Temporal Graph Modeling

Traditional graph theory typically struggles to capture the full temporal complexity of interactions, whether it be human communications, social relationships, or network traffic, due to its static nature. By defining stream graphs and link streams, Latapy et al. offer a methodological enhancement that incorporates dynamic changes over time. Stream graphs accommodate dynamics in node presence and linkage, allowing for concepts such as density, degree, and clustering coefficients to be extended to the temporal domain.

Key Concepts and Definitions

• Stream Graphs and Link Streams: Stream graphs formalize dynamic interactions by considering nodes and edges over intervals of time, whereas link streams consider interactions where node dynamics are non-existent.
• Density and Degree: Density is redefined in this context as the probability that links exist when node presence allows for them. Degree metrics account for temporal node and edge contributions.
• Clustering and Cliques: The paper extends clustering and clique definitions to account for temporally maximal overlapping interactions, a crucial aspect for real-world dynamic networks.
• Connected Components and Paths: It introduces notions of reachability and connectedness that retain temporal specificity, crucial for evaluating network robustness and efficiency in dynamic settings.

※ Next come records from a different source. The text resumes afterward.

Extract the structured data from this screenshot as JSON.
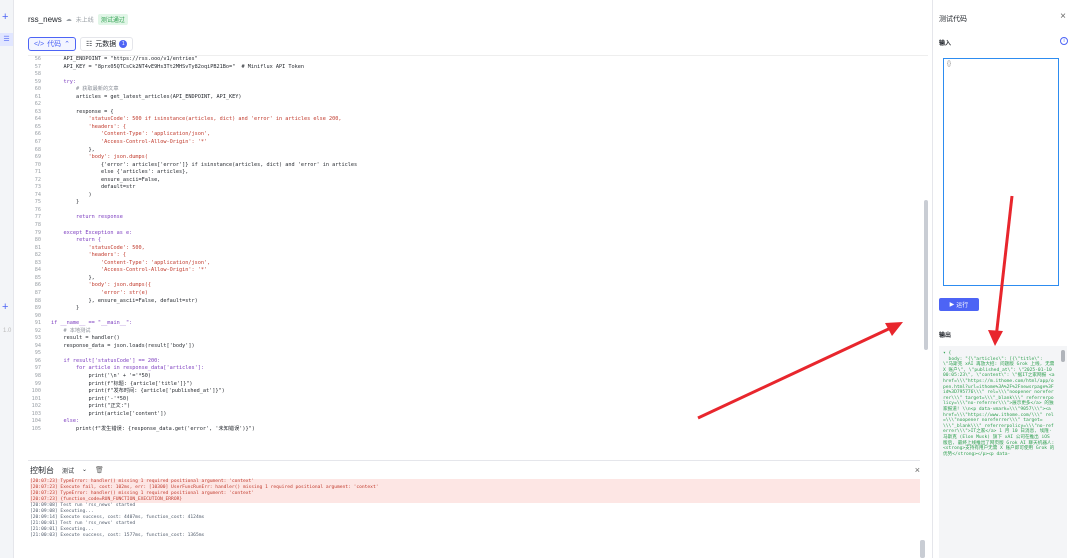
{
  "header": {
    "name": "rss_news",
    "status": "未上线",
    "badge": "测试通过"
  },
  "tabs": [
    {
      "label": "代码"
    },
    {
      "label": "元数据",
      "count": "1"
    }
  ],
  "code_lines": [
    {
      "n": "56",
      "t": "    API_ENDPOINT = \"https://rss.ooo/v1/entries\""
    },
    {
      "n": "57",
      "t": "    API_KEY = \"8prx05QTCsCk2NT4vE9Hs3Tt2MHSvTy82oqiPB21Bo=\"  # Miniflux API Token"
    },
    {
      "n": "58",
      "t": ""
    },
    {
      "n": "59",
      "t": "    try:"
    },
    {
      "n": "60",
      "t": "        # 获取最新的文章"
    },
    {
      "n": "61",
      "t": "        articles = get_latest_articles(API_ENDPOINT, API_KEY)"
    },
    {
      "n": "62",
      "t": ""
    },
    {
      "n": "63",
      "t": "        response = {"
    },
    {
      "n": "64",
      "t": "            'statusCode': 500 if isinstance(articles, dict) and 'error' in articles else 200,"
    },
    {
      "n": "65",
      "t": "            'headers': {"
    },
    {
      "n": "66",
      "t": "                'Content-Type': 'application/json',"
    },
    {
      "n": "67",
      "t": "                'Access-Control-Allow-Origin': '*'"
    },
    {
      "n": "68",
      "t": "            },"
    },
    {
      "n": "69",
      "t": "            'body': json.dumps("
    },
    {
      "n": "70",
      "t": "                {'error': articles['error']} if isinstance(articles, dict) and 'error' in articles"
    },
    {
      "n": "71",
      "t": "                else {'articles': articles},"
    },
    {
      "n": "72",
      "t": "                ensure_ascii=False,"
    },
    {
      "n": "73",
      "t": "                default=str"
    },
    {
      "n": "74",
      "t": "            )"
    },
    {
      "n": "75",
      "t": "        }"
    },
    {
      "n": "76",
      "t": ""
    },
    {
      "n": "77",
      "t": "        return response"
    },
    {
      "n": "78",
      "t": ""
    },
    {
      "n": "79",
      "t": "    except Exception as e:"
    },
    {
      "n": "80",
      "t": "        return {"
    },
    {
      "n": "81",
      "t": "            'statusCode': 500,"
    },
    {
      "n": "82",
      "t": "            'headers': {"
    },
    {
      "n": "83",
      "t": "                'Content-Type': 'application/json',"
    },
    {
      "n": "84",
      "t": "                'Access-Control-Allow-Origin': '*'"
    },
    {
      "n": "85",
      "t": "            },"
    },
    {
      "n": "86",
      "t": "            'body': json.dumps({"
    },
    {
      "n": "87",
      "t": "                'error': str(e)"
    },
    {
      "n": "88",
      "t": "            }, ensure_ascii=False, default=str)"
    },
    {
      "n": "89",
      "t": "        }"
    },
    {
      "n": "90",
      "t": ""
    },
    {
      "n": "91",
      "t": "if __name__ == \"__main__\":"
    },
    {
      "n": "92",
      "t": "    # 本地测试"
    },
    {
      "n": "93",
      "t": "    result = handler()"
    },
    {
      "n": "94",
      "t": "    response_data = json.loads(result['body'])"
    },
    {
      "n": "95",
      "t": ""
    },
    {
      "n": "96",
      "t": "    if result['statusCode'] == 200:"
    },
    {
      "n": "97",
      "t": "        for article in response_data['articles']:"
    },
    {
      "n": "98",
      "t": "            print('\\n' + '='*50)"
    },
    {
      "n": "99",
      "t": "            print(f\"标题: {article['title']}\")"
    },
    {
      "n": "100",
      "t": "            print(f\"发布时间: {article['published_at']}\")"
    },
    {
      "n": "101",
      "t": "            print('-'*50)"
    },
    {
      "n": "102",
      "t": "            print(\"正文:\")"
    },
    {
      "n": "103",
      "t": "            print(article['content'])"
    },
    {
      "n": "104",
      "t": "    else:"
    },
    {
      "n": "105",
      "t": "        print(f\"发生错误: {response_data.get('error', '未知错误')}\")"
    }
  ],
  "console": {
    "title": "控制台",
    "filter": "测试",
    "logs": [
      {
        "type": "err",
        "t": "[20:07:23] TypeError: handler() missing 1 required positional argument: 'context'"
      },
      {
        "type": "err",
        "t": "[20:07:23] Execute fail, cost: 102ms, err: [10300] UserFuncRunErr: handler() missing 1 required positional argument: 'context'"
      },
      {
        "type": "err",
        "t": "[20:07:23] TypeError: handler() missing 1 required positional argument: 'context'"
      },
      {
        "type": "err",
        "t": "[20:07:23] {function_code=RUN_FUNCTION_EXECUTION_ERROR}"
      },
      {
        "type": "ok",
        "t": "[20:09:08] Test run 'rss_news' started"
      },
      {
        "type": "ok",
        "t": "[20:09:08] Executing..."
      },
      {
        "type": "ok",
        "t": "[20:09:14] Execute success, cost: 4407ms, function_cost: 4124ms"
      },
      {
        "type": "ok",
        "t": "[21:00:01] Test run 'rss_news' started"
      },
      {
        "type": "ok",
        "t": "[21:00:01] Executing..."
      },
      {
        "type": "ok",
        "t": "[21:00:03] Execute success, cost: 1577ms, function_cost: 1365ms"
      }
    ]
  },
  "right_panel": {
    "title": "测试代码",
    "input_label": "输入",
    "input_value": "{}",
    "run_label": "运行",
    "output_label": "输出",
    "output_text": "▾ {\n  body: \"{\\\"articles\\\": [{\\\"title\\\": \\\"马斯克 xAI 再放大招: 问题版 Grok 上线, 无需 X 账户\\\", \\\"published_at\\\": \\\"2025-01-10 00:05:23\\\", \\\"content\\\": \\\"据IT之家网报 <a href=\\\\\\\"https://m.ithome.com/html/app/open.html?url=ithome%3A%2F%2Fnewsrpage%3Fid%3D795776\\\\\\\" rel=\\\\\\\"noopener noreferrer\\\\\\\" target=\\\\\\\"_blank\\\\\\\" referrerpolicy=\\\\\\\"no-referrer\\\\\\\">展示更多</a> 的独家报道! \\\\n<p data-vmark=\\\\\\\"9057\\\\\\\"><a href=\\\\\\\"https://www.ithome.com/\\\\\\\" rel=\\\\\\\"noopener noreferrer\\\\\\\" target=\\\\\\\"_blank\\\\\\\" referrerpolicy=\\\\\\\"no-referrer\\\\\\\">IT之家</a> 1 月 10 日消息, 埃隆·马斯克 (Elon Musk) 旗下 xAI 公司在推出 iOS 版后, 最终上线推出了网页版 Grok AI 聊天机器人: <strong>支持有用户无需 X 账户即可使用 Grok 的优势</strong></p><p data-"
  }
}
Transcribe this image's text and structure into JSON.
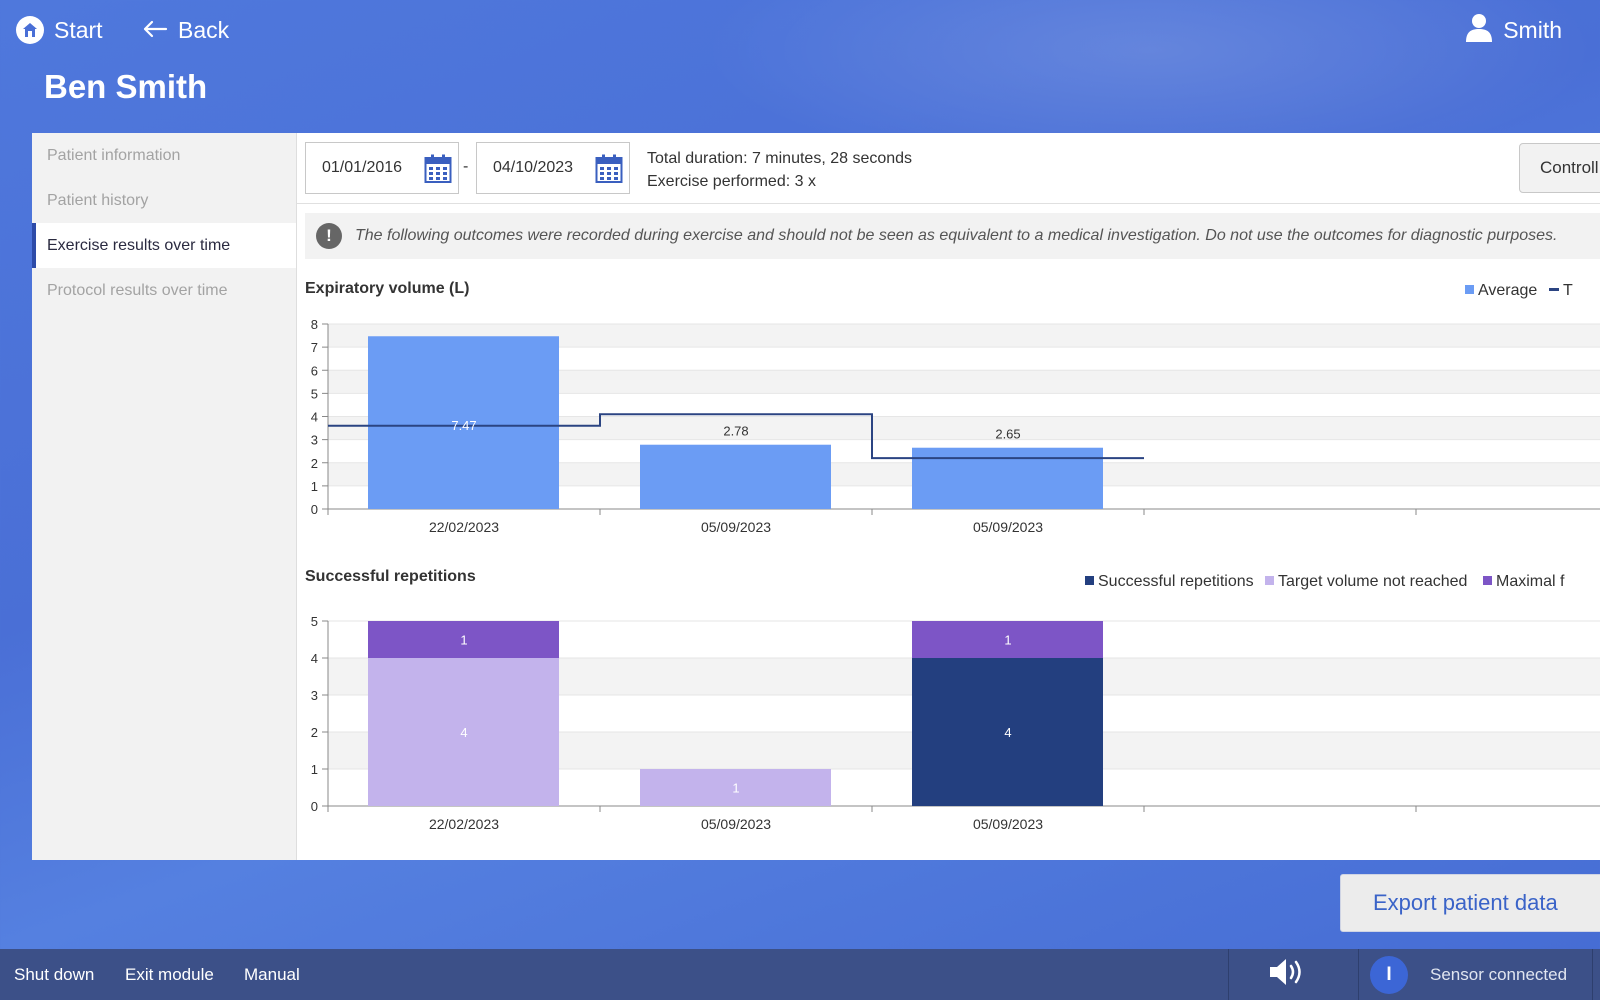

Practical and Theoretical Implications

The paper's formalism facilitates analysis without necessitating arbitrary time slices or augmentations that often erase critical timing information. This intrinsic handling of time affords far greater fidelity in capturing the dynamics of interactions, which is pivotal for simulations, predictions, and real-time monitoring in complex systems.

The theoretical implications extend into various realms, providing a groundwork for future developments in temporal network analytics, modeling frameworks, and spontaneous network phenomena. Practically, this can influence how social dynamics are understood, aiding in constructing better communication protocols and security measures in networks subject to temporal influences.

Future Directions

Future research should address algorithmic challenges associated with processing large and complex stream graphs to fully leverage the proposed framework’s benefits. Additionally, developing models that accurately predict interaction patterns using stream graph formalism could revolutionize fields reliant on temporal predictions, such as epidemiology and network security.

In conclusion, this paper paves the way for advanced studies in temporally-aware network science, broadening the applicability of graph theoretical tools in analyzing dynamic phenomena across diverse domains. It fosters enriched understanding and manipulation of networks where time plays a critical role in shaping their structure and function.